Critical to all these applications is a complete and unbiased measurement of all image events visualised by a specific microscope modality. This requires robust algorithms for detection and tracking of image events and statistical methods for the integration of multidimensional image data in models of the underlying molecular process. Most recently the lab has coined the notion of “computational multiplexing” as an approach to integrate by statistical means image events observed sequentially in different imaging experiments to reconstruct the interdependence of a series of molecular activities that cannot be observed simultaneously [7]. This technology has opened the door to an image-based reconstruction of large and complex molecular pathways in living cells.

Until now our lab has been writing software with home-knitted interfaces to the file system to store and organise data. We have established common practices for image data management and data formats to ensure compatibility between our software packages. Most of our software can be downloaded via the lab website, an offering to the community that is used heavily.

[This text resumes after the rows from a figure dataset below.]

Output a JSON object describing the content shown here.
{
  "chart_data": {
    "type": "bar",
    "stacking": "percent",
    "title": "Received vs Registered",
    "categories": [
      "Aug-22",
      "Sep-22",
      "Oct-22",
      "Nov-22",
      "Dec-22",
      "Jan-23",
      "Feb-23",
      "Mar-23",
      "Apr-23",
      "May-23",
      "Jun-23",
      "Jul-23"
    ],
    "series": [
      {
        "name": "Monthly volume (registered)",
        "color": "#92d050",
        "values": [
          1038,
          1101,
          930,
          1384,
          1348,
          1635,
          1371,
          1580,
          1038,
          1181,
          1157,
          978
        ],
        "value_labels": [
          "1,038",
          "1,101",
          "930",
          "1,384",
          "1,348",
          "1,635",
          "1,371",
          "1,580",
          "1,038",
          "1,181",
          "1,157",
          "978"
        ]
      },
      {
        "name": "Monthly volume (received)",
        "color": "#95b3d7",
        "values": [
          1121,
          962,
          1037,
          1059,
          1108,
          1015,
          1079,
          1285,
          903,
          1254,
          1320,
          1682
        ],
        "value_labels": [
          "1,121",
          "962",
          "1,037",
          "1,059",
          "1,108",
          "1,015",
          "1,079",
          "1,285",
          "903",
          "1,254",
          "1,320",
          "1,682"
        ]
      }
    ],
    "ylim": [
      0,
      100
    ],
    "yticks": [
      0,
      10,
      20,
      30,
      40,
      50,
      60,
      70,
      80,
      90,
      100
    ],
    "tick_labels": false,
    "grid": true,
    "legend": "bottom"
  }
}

Our interest in collaborating with the OMERO team is to integrate with the OMERO package some of the image analysis software that is generic and thus amenable to wide-spread use. The first immediate goal until April 2013 is to package a generic particle tracking software for diverse applications we have published, e.g. single molecule imaging [8], tracking of microtubule dynamics with +TIP markers [9], single cell tracking in populations [10], etc. These functionalities are currently distributed over different software packages, although they all use the same basic mathematical framework. The switching between these applications will be controlled by a wizard that guides the operator through application specific choices of motion models and parameters. The wizard will communicate with OME to load raw data and deposit results. It will also offer several viewers and trajectory post-processing toolkits.

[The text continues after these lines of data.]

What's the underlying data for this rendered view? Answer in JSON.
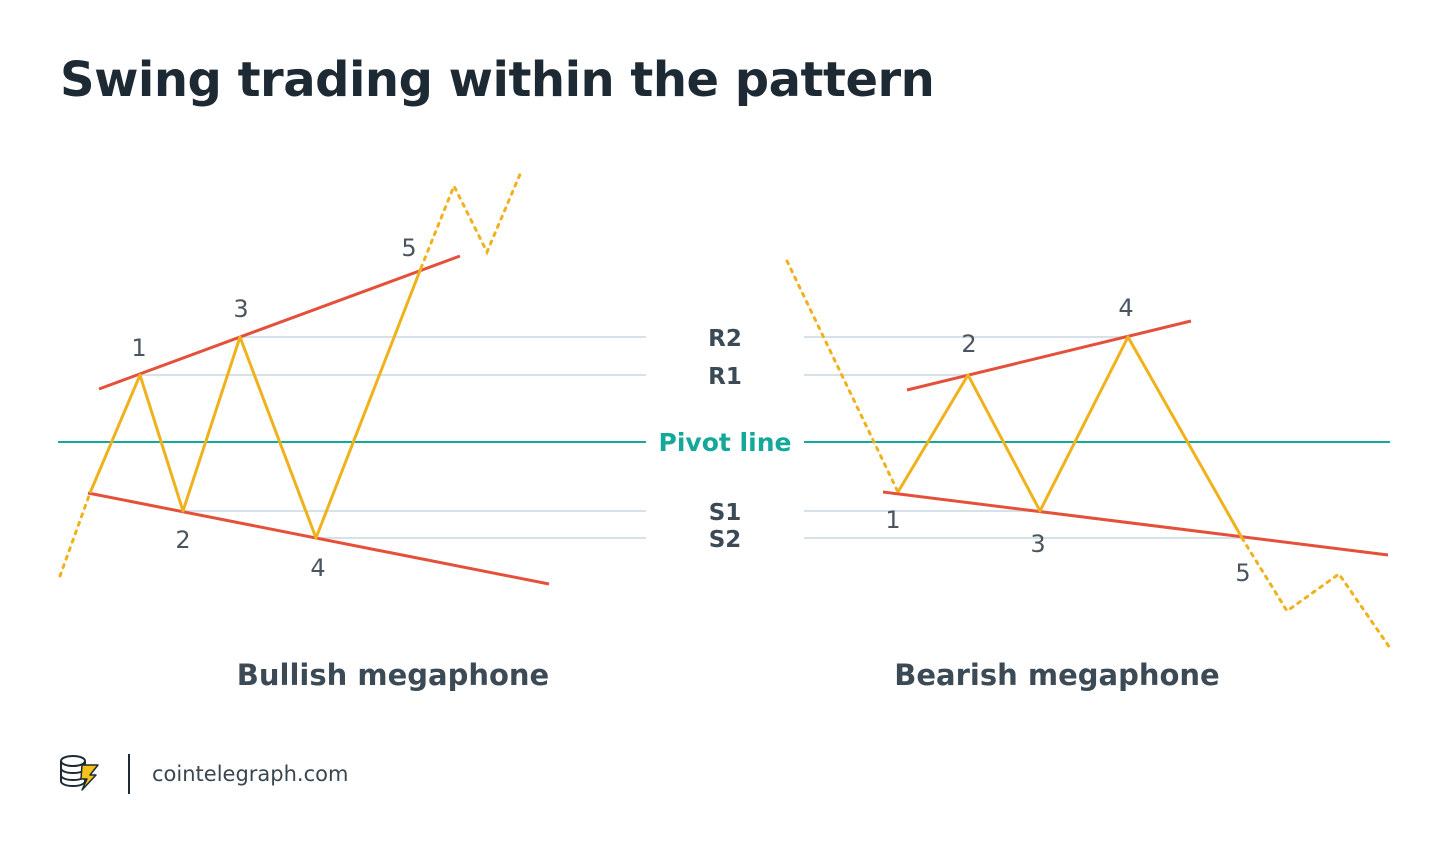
{
  "title": "Swing trading within the pattern",
  "levels": {
    "r2": "R2",
    "r1": "R1",
    "pivot": "Pivot line",
    "s1": "S1",
    "s2": "S2"
  },
  "bullish": {
    "caption": "Bullish megaphone",
    "points": [
      "1",
      "2",
      "3",
      "4",
      "5"
    ]
  },
  "bearish": {
    "caption": "Bearish megaphone",
    "points": [
      "1",
      "2",
      "3",
      "4",
      "5"
    ]
  },
  "footer": {
    "site": "cointelegraph.com",
    "logo_icon": "cointelegraph-logo-icon"
  },
  "colors": {
    "title": "#1e2a33",
    "level_label": "#3c4a55",
    "pivot": "#14a89a",
    "level_line": "#d6e1e8",
    "trend_line": "#e4503a",
    "price_path": "#f0b21c",
    "point_label": "#4a5560"
  }
}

Further information is available on the Danuser Lab website

Gaudenz Danuser is a Professor of Cell Biology at UT Southwestern. Before, he directed research laboratories at ETH Zurich and at The Scripps Research Institute in La Jolla. Trained as an engineer (geodetic and electrical engineering), he entered the field of cell biology as a postdoctoral fellow in the Program for Architectural Dynamics of Living Cells at the MBL in Woods Hole. Since then, he has focused his research on the interface between chemical and mechanical signalling and structural adaptation that dictates the regulation of cytoskeleton functions. His lab develops innovative quantitative imaging methods to experimentally probe these processes and uses mathematical modelling to integrate the data in mechanistic systems analyses. His teaching activities at HMS focus on computational cell biology, molecular biomechanics and measurement theory applied to cell biological analyses. Together with Khuloud Jaqaman, Steve Altschuler, and Lani Wu, he also initiated a 10-day course at the MBL in Woods Hole dedicated to training mathematicians and computer scientists in the specific aspects of computer vision applications to cell and developmental biology.